Можно, конечно, сказать, что в наше суровое время, когда льется кровь и гибнут дети, сожженные напалмом, нечего заниматься таким барским делом, как изображение прекрасных или характерных форм окружающего мира. В этом духе пишут многие современные западные иконоборцы, видящие в жестах отчаяния и изуверства современного художника знаки «далеко запрятанной душевной неустойчивости» и «тревоги». Однако, друзья, если уж вышла искусству амнистия, — пусть это будет искусство, а не служба тревоги.

Итак, что же, собственно, происходит в мире эстетики? Происходит пересмотр старой марксистской традиции, связанной с именами Лафарга, Меринга, Плеханова и других деятелей рабочего движения, которые видели в «душевной неустойчивости» декадентов признак упадка буржуазной культуры.' Происходит пересмотр традиции Ленина, который назвал претензию мнимого авангарда «нелепейшим кривляньем». Происходит, наконец, что-то странное и даже смешное: бывшие ревнители эстетической догмы, чуявшие даже в исконно славянском Коненкове присутствие заокеанского духа, пошли на поклон к господствующим идеям Запада, отрекаясь от старого верного взгляда, хотя им нужно было бы отрекаться только от грубой его вульгаризации. Вот что, читатель, происходит в мире эстетики.

Вся литература модернистского направления, громадная по объему, вся пропаганда этой идеологии и этих вкусов по радио вбивают в головы людей большую ложь, будто «нелепейшее кривлянье» — вовсе не упадок, а великое откровение нашего века, грандиозная революция в искусстве, равная по крайней мере революции эпохи Возрождения. До сих пор только в одной части света сохранялось недоверие к беззастенчивому нажиму хорошо организованной рекламы. Будем, однако, смотреть правде в глаза. Книга, которую я прочел, — своего рода симптом. Она показывает, что ходячие плоскости западного обывателя достигли наших пределов.

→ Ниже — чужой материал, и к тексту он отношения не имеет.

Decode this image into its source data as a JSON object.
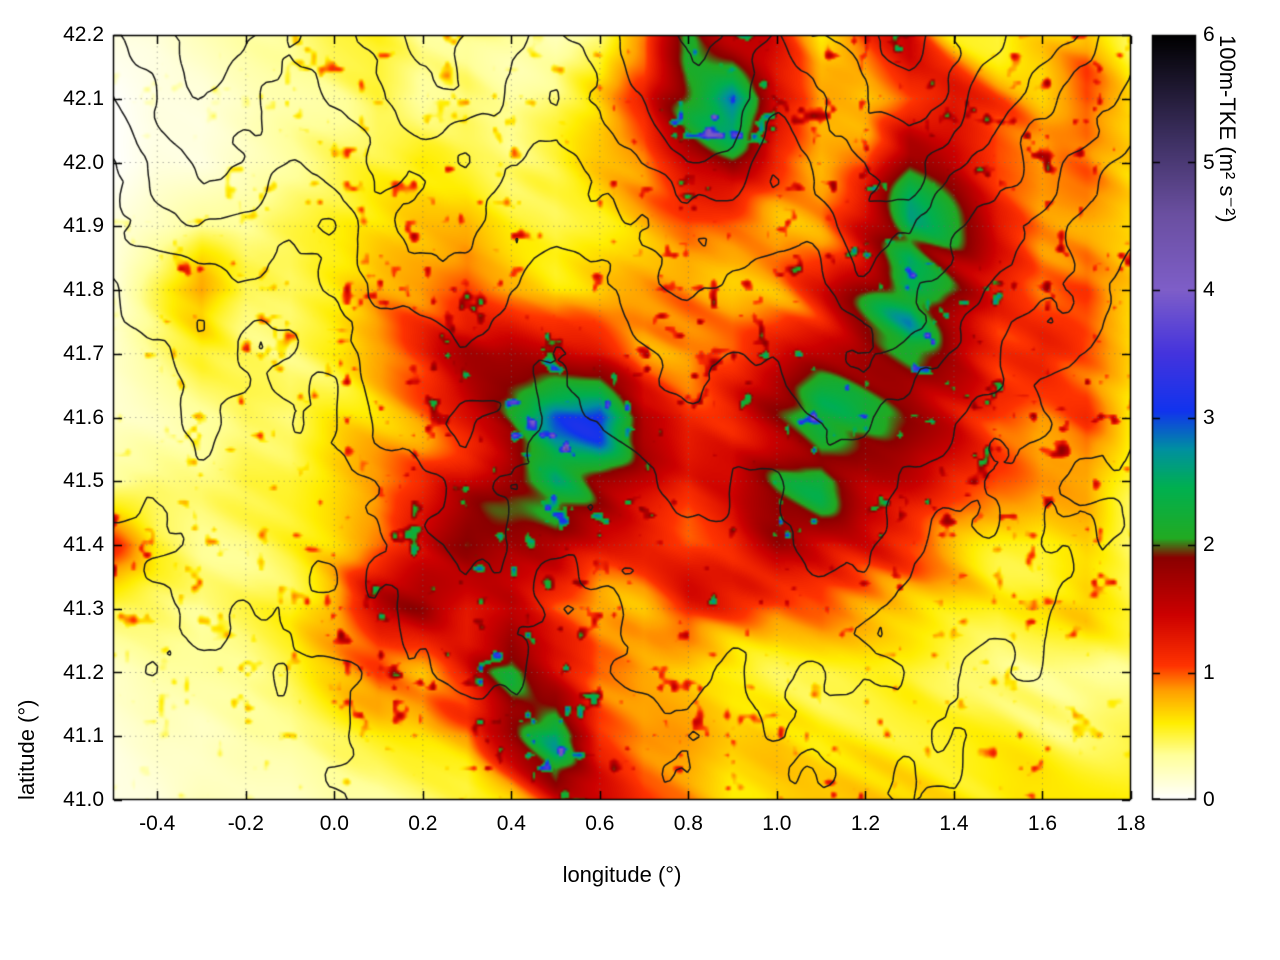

Допустим, что это объясняется боязнью отстать от чего-то важного и нового. Шутка ли сказать — весь мир признаёт! Весь мир, от среднего буржуа, украшающего свою гостиную абстрактной картиной, до римского престола, одобряющего постройку церквей в виде элеваторов или развалин. Торопитесь и вы, читатель! Как бы вам не отстать от научно-технической революции, ядерной физики и системного подхода к управлению людьми?

Но если вы не утратили той сознательности, которую пробудила в людях наша великая революция, единственная надежда современного мира, не соблазняйтесь изысканным ширпотребом, который вам предлагают в искусстве.

И дело не в одном искусстве. Под угрозой и другие области деятельности человеческой головы, лишь только пустая схема начинает в ней господствовать над содержанием дела. Согласно моде, наш автор хочет возвысить религиозные средние века, отняв при этом что-нибудь у более светской, земной античности. «Античной художественной культуре, — пишет Г. Недошивин, — осталось навсегда чуждо представление о несправедливости». А как же богиня справедливости Дике и мстительница за несправедливость Немезида? Как быть с понятием hybris, то есть дерзости, нарушающей справедливое равновесие? Между тем на этой основе покоилась не только греческая трагедия и греческая историография, по крайней мере у Геродота, но и политическая доктрина города-государства.

Античной культуре противопоставляется средневековая. «Средневековое искусство впервые открыло беспредельную горечь ничем неисправимой несправедливости»15. Этой антитезе посвящено несколько страниц, хотя она построена на чистом недоразумении. Разве начиная по крайней мере с Феогнида мысль о несправедливости божественного приговора не проходит через всю греческую культуру (как и различные попытки доказать обратное)?